Weirdly, I found several times there's difference when running with spark-submit vs running with spark-shell (or zeppelin), though I don't believe it.

With some codes, spark-shell (or zeppelin) can throw this exception, while spark-submit just works fine:

org.apache.spark.SparkException: Task not serializable
  at org.apache.spark.util.ClosureCleaner$.ensureSerializable(ClosureCleaner.scala:345)
  at org.apache.spark.util.ClosureCleaner$.org$apache$spark$util$ClosureCleaner$$clean(ClosureCleaner.scala:335)
  at org.apache.spark.util.ClosureCleaner$.clean(ClosureCleaner.scala:159)
  at org.apache.spark.SparkContext.clean(SparkContext.scala:2292)
  at org.apache.spark.rdd.RDD$$anonfun$mapPartitionsWithIndex$1.apply(RDD.scala:844)
  at org.apache.spark.rdd.RDD$$anonfun$mapPartitionsWithIndex$1.apply(RDD.scala:843)
  at org.apache.spark.rdd.RDDOperationScope$.withScope(RDDOperationScope.scala:151)
  at org.apache.spark.rdd.RDDOperationScope$.withScope(RDDOperationScope.scala:112)
  at org.apache.spark.rdd.RDD.withScope(RDD.scala:363)
  at org.apache.spark.rdd.RDD.mapPartitionsWithIndex(RDD.scala:843)
  at org.apache.spark.sql.execution.WholeStageCodegenExec.doExecute(WholeStageCodegenExec.scala:608)
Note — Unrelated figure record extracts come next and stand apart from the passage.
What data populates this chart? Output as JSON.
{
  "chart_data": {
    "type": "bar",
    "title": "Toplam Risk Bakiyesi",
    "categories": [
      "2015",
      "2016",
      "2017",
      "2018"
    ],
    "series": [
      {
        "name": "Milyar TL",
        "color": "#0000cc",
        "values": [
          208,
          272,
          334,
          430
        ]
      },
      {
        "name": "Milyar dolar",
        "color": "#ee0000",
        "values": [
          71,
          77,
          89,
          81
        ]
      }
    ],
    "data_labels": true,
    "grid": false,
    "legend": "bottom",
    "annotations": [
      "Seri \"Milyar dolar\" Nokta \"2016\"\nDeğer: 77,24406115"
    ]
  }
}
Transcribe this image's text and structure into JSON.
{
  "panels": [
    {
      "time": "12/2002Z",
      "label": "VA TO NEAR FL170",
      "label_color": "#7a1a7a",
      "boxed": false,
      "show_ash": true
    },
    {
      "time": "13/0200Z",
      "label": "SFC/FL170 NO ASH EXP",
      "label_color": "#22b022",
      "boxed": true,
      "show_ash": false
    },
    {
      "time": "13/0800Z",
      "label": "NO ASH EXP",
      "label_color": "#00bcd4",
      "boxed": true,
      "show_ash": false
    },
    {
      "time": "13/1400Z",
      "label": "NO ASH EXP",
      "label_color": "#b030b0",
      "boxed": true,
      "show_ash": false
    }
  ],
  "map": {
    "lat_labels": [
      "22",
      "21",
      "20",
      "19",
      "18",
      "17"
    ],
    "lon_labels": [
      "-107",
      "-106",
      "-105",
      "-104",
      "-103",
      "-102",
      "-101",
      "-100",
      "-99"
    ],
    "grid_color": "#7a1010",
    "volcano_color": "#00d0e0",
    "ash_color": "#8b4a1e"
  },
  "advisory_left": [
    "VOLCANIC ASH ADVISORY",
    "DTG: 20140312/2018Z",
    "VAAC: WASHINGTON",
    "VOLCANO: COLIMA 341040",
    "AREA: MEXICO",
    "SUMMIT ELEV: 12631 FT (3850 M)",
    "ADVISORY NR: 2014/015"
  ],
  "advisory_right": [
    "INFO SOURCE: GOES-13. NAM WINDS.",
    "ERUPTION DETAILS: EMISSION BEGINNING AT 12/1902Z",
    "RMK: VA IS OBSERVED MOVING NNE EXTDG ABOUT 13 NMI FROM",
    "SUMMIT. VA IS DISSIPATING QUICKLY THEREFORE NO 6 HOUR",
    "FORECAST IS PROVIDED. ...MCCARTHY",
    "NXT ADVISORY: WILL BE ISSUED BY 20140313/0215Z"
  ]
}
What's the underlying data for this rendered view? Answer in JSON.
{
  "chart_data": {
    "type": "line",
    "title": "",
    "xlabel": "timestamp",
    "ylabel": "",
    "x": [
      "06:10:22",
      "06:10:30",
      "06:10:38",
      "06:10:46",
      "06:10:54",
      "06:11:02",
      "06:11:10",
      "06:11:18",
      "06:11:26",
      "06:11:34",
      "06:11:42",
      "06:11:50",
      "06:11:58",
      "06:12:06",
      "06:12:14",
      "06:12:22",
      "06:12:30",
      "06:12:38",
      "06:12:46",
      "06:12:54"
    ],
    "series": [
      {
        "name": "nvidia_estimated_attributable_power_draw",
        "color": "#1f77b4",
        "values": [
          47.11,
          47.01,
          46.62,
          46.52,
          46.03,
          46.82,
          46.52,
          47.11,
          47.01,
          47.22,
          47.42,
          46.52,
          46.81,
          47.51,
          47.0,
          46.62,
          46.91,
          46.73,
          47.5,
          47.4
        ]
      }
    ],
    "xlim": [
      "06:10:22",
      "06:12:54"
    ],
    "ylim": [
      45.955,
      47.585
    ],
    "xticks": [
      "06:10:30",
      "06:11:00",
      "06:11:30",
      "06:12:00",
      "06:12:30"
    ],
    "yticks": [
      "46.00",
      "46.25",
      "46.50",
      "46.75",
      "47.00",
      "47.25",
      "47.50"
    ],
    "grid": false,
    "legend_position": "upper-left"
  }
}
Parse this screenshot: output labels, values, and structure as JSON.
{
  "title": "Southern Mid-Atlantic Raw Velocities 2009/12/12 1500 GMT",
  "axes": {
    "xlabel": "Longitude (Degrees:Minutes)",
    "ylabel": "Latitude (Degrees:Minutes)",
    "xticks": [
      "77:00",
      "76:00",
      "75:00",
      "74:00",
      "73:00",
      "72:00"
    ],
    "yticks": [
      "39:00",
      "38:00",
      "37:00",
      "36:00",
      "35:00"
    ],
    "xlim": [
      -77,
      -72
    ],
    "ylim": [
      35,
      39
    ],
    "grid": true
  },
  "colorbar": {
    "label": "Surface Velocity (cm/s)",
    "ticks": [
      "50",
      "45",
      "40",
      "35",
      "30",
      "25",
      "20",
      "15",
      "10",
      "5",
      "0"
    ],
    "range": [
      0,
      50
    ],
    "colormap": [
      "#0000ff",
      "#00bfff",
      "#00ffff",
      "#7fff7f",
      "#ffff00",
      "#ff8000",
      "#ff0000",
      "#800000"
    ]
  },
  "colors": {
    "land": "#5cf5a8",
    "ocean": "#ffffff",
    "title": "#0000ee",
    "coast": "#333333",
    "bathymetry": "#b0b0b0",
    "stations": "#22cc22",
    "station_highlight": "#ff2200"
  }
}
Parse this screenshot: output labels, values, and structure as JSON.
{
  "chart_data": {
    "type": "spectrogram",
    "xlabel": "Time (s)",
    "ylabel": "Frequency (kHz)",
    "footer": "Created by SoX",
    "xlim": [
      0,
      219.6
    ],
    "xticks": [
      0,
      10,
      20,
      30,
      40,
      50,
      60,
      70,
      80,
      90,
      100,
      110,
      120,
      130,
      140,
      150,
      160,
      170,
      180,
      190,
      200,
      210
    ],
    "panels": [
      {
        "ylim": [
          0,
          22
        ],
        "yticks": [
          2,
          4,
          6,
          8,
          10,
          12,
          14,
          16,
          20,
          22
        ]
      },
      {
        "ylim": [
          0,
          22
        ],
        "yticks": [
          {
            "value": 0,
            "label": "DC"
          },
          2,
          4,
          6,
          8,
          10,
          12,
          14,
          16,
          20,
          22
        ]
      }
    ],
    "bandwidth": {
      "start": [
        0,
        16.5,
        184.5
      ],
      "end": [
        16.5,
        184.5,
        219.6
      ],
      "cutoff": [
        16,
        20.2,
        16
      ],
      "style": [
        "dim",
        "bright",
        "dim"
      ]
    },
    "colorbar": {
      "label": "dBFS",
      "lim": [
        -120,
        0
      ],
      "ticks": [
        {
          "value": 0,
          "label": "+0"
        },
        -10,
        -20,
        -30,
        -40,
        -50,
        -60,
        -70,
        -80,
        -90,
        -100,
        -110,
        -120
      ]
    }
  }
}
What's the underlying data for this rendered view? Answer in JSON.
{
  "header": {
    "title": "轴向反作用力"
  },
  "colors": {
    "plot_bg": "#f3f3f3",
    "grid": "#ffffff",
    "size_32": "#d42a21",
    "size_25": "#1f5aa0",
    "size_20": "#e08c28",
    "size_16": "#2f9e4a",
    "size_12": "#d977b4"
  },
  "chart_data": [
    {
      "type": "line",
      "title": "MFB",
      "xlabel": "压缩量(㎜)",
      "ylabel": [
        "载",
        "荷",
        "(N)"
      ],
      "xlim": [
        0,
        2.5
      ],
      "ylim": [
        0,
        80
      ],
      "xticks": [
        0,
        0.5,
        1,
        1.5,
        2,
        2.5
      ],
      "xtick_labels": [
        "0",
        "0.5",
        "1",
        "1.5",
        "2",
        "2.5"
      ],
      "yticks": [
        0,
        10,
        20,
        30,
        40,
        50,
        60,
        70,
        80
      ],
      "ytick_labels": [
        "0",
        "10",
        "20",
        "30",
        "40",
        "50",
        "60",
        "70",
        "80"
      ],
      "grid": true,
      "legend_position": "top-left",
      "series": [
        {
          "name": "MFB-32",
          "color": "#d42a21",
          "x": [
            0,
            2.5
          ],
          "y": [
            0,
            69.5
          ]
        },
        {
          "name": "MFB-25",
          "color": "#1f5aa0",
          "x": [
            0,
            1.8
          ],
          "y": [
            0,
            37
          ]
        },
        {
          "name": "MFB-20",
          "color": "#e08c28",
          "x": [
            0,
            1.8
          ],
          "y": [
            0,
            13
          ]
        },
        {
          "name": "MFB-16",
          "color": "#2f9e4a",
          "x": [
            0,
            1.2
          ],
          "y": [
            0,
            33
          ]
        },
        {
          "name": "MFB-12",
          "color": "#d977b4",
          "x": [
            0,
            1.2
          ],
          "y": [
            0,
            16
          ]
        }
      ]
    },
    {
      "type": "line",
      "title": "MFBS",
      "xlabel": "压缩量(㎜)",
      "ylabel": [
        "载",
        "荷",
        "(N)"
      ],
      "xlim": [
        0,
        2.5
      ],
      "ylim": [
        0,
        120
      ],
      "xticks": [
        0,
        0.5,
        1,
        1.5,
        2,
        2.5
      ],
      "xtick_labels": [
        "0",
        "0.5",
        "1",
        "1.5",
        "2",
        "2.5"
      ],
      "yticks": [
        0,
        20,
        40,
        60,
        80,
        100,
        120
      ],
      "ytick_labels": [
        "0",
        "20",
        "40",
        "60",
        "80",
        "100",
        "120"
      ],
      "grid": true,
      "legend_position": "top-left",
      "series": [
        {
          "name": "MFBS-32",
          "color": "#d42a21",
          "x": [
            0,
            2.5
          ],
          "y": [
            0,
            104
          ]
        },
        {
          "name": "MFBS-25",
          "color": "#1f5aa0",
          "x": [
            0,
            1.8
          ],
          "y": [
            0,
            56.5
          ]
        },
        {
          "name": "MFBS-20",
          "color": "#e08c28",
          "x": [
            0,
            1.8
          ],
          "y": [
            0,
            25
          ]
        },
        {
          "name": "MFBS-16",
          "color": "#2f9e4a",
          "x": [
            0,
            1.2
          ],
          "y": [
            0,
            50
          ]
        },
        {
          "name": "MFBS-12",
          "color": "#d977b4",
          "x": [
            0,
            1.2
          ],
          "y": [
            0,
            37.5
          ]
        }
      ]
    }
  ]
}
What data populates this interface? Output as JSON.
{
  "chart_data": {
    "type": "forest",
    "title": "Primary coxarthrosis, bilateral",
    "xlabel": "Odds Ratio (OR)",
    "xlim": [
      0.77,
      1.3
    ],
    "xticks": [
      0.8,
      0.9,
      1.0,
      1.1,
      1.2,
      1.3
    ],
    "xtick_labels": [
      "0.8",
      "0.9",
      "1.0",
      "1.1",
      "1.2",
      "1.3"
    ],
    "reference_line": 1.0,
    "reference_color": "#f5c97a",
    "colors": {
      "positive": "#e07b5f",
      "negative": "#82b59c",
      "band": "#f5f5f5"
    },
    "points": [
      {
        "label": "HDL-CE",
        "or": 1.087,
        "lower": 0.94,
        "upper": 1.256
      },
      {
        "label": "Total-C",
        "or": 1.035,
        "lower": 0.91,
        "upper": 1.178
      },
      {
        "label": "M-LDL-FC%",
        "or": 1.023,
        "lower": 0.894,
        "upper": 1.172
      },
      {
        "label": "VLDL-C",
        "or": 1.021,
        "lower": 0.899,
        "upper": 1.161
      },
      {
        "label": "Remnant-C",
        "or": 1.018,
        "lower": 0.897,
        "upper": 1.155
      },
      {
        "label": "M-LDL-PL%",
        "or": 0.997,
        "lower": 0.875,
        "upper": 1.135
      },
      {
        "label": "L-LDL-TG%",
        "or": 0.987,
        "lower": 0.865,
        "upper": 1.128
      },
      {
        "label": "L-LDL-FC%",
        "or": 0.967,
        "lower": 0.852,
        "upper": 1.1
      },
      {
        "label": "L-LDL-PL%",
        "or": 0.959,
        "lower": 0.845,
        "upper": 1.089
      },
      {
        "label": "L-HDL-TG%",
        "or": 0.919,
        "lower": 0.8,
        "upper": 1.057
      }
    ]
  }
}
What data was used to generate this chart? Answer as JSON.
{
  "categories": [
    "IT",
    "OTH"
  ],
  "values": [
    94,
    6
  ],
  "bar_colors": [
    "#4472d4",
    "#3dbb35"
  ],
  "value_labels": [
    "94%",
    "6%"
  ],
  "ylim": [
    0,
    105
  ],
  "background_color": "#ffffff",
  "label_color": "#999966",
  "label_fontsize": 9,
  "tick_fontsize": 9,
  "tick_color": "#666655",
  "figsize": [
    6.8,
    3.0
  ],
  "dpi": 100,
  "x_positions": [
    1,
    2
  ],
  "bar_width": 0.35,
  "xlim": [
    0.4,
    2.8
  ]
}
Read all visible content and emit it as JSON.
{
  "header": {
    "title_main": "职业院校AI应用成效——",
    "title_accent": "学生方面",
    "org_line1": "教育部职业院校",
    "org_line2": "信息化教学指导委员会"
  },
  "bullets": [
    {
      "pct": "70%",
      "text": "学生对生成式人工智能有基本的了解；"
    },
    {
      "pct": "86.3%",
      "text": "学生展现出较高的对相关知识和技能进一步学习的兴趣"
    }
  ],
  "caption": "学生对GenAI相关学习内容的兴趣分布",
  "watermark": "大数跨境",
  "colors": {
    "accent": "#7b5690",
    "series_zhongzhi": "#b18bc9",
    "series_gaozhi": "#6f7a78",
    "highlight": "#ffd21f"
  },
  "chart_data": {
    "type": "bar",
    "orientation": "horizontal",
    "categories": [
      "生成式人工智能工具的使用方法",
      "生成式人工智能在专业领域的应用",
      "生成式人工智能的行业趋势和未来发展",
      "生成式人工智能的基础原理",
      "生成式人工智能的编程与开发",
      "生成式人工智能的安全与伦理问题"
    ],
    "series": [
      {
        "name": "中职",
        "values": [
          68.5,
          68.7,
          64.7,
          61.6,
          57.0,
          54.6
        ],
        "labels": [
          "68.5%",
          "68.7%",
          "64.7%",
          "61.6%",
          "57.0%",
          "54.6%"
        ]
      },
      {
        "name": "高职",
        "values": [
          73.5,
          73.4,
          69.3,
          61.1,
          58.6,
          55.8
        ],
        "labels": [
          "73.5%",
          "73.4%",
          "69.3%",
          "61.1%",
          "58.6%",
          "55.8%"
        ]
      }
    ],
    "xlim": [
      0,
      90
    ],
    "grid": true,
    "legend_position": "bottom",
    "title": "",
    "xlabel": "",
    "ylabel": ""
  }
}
This is an example of code (will try to simplify the example) that can cause the problem:

import java.time.format.DateTimeFormatter
    import java.time.LocalDate

    def formatter1 = DateTimeFormatter.ofPattern("MM_dd_yy")
    val date1 = udf((date: String) => {val d = date.split("_").map(x => {if (x.length < 2) "0" + x else x}).mkString("_"); LocalDate.from(formatter1.parse(d)).toString})

import org.apache.spark.sql.{DataFrame}
    def melt(toPreserve: Seq[String], toMelt: Seq[String], column: String, row: String, df: DataFrame) : DataFrame = {
      val _vars_and_vals = array((for (c <- toMelt) yield { struct(lit(c).alias(column), col(c).alias(row)) }): _*)
      val _tmp = df.withColumn("_vars_and_vals", explode(_vars_and_vals))
      val cols = toPreserve.map(col _) ++ { for (x <- List(column, row)) yield { col("_vars_and_vals")(x).alias(x) }}
      _tmp.select(cols: _*)
    }
val cNullState = melt(preserves, melts, "Date", "Confirmed", confirmed).withColumn("Date", date1(col("Date")))

Also, this phenomenon is unstable, sometimes happens, sometimes not.

I understand the basics of "Task not serializable" about sending code to each node etc., but just in this specific example, I could not figure out.